For the fish, I created an alcohol ink background on glossy card stock. Again you could make a painted background or use patterned papers if you don't have alcohol inks. I used Butterscotch, Peach Bellini, Terracotta, Sunshine Yellow, and Sunset Orange. I decided to do the right hand side of the A4 piece in the paler, more yellow toned, colours so that I would have more variations when I stamped out my fish. 



I stamped out a selection of fish from Eclectica ZA30 and ZA31 onto the prepared cardstock using Jet Black StazOn and then cut them out and added some wobbly eyes and some white gel pen highlights.





Here's a close up of the alcohol ink fish against the bubble wrap sea.


I prepared a piece of green alcohol inked cardstock in the same way using Oregano, Willow, Meadow, and Pesto alcohol inks in order to create the foliage for the sea floor. I stamped it with the fish tail and the octopus tentacles from Eclectica ZA31, using Olive Green StazOn ink. I made the pieces a bit bigger than needed, i.e. I left the eyes on the octopus so I had a piece I could tuck in. I then cut them out and inked the edges with green pen. I think octopus legs make convincing seaweed! 



You can see the foliage or 'seaweed' in place in this photo. 


I stamped a selection of the fish from Eclectica ZA 30 and ZA 31 onto the shiny side of some translucent shrink plastic using Jet Black StazOn.



I coloured the pieces on the reverse using Prismacolor pencils. I discovered that doing it this way I needed to keep the colours fairly strong which I wouldn't normally do with shrink plastic, where the colours intensify after shrinking, because you are going to be seeing them from the front which will be softer. I then shrank them with the heat tool and gave some of them a bit of shaping whilst still warm. If you don't have a heat tool, you can use your oven, following the instructions on the packet. On some of the fish I added some wobbly eyes.

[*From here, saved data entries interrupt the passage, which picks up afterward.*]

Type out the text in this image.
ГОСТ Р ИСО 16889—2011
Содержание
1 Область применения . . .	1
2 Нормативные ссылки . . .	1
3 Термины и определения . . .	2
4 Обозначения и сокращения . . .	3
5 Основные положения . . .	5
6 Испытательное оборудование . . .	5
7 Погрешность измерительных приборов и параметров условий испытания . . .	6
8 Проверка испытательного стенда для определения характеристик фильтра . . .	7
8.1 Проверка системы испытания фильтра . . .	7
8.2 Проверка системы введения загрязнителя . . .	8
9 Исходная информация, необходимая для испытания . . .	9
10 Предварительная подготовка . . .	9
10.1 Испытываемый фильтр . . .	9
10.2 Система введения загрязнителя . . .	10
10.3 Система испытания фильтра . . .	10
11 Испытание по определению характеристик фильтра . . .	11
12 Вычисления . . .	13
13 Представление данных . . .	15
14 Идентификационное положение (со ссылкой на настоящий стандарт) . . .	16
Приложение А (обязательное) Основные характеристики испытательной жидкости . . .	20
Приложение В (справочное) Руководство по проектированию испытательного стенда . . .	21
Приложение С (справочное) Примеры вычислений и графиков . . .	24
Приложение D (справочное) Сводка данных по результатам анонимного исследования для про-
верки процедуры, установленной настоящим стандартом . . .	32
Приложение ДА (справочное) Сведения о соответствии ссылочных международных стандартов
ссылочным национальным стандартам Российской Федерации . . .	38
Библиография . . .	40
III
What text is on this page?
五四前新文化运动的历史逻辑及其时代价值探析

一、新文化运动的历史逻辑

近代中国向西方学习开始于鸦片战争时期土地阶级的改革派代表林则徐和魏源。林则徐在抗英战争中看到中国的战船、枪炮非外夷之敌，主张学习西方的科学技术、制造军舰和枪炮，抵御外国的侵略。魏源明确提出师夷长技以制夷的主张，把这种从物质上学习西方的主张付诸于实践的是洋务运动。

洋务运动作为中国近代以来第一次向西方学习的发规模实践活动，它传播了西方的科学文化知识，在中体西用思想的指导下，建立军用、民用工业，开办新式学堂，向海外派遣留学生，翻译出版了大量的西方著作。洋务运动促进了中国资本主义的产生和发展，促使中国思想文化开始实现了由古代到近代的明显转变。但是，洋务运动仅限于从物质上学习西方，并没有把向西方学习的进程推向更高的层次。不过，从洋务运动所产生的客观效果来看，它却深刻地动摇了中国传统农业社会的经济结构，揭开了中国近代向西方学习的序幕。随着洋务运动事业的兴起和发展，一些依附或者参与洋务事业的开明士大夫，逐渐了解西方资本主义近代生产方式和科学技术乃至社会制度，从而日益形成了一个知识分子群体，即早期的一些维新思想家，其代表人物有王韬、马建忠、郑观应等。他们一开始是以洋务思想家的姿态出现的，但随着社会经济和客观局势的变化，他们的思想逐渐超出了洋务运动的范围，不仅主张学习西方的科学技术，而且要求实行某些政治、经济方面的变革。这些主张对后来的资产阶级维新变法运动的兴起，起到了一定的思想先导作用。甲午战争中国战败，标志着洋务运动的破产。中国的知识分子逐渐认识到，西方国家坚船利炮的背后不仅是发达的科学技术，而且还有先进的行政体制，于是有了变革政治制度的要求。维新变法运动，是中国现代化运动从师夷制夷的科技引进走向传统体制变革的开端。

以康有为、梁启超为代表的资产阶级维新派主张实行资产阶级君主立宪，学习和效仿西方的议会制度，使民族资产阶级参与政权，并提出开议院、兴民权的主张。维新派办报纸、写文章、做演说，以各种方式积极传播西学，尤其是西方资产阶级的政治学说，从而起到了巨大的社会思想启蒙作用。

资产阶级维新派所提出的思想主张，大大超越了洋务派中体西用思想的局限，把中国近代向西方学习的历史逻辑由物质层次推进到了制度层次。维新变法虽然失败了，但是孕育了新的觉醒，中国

On the sides I used the Blalub Blalub stamp and the bubbles from the fish's mouth from Eclectica ZA30.

Whilst I was making this project I gathered together far more materials and items than I needed and in the end, kept it quite simple! You could use sea sponge, shells (real or clay moulds), and really go to town on decorating the sea floor. I think it would be a lovely project to have a favourite family holiday snap in the middle of the canvas 'frame' and decorate around it with the fish. I hope I have given you some ideas of what you can do with just two rubber stamp sets. Have fun and all the best! xxx

Blog: Lucy's True Colours
Facebook: Lucy Edmondson
Twitter:@CraftyLuce

2 comments:

Miriam said...

Amazing project Lucy. So much beautiful detail.

SewPaperPaint said...

Lucy this is so creative and the result is just wonderful! Fabulous work!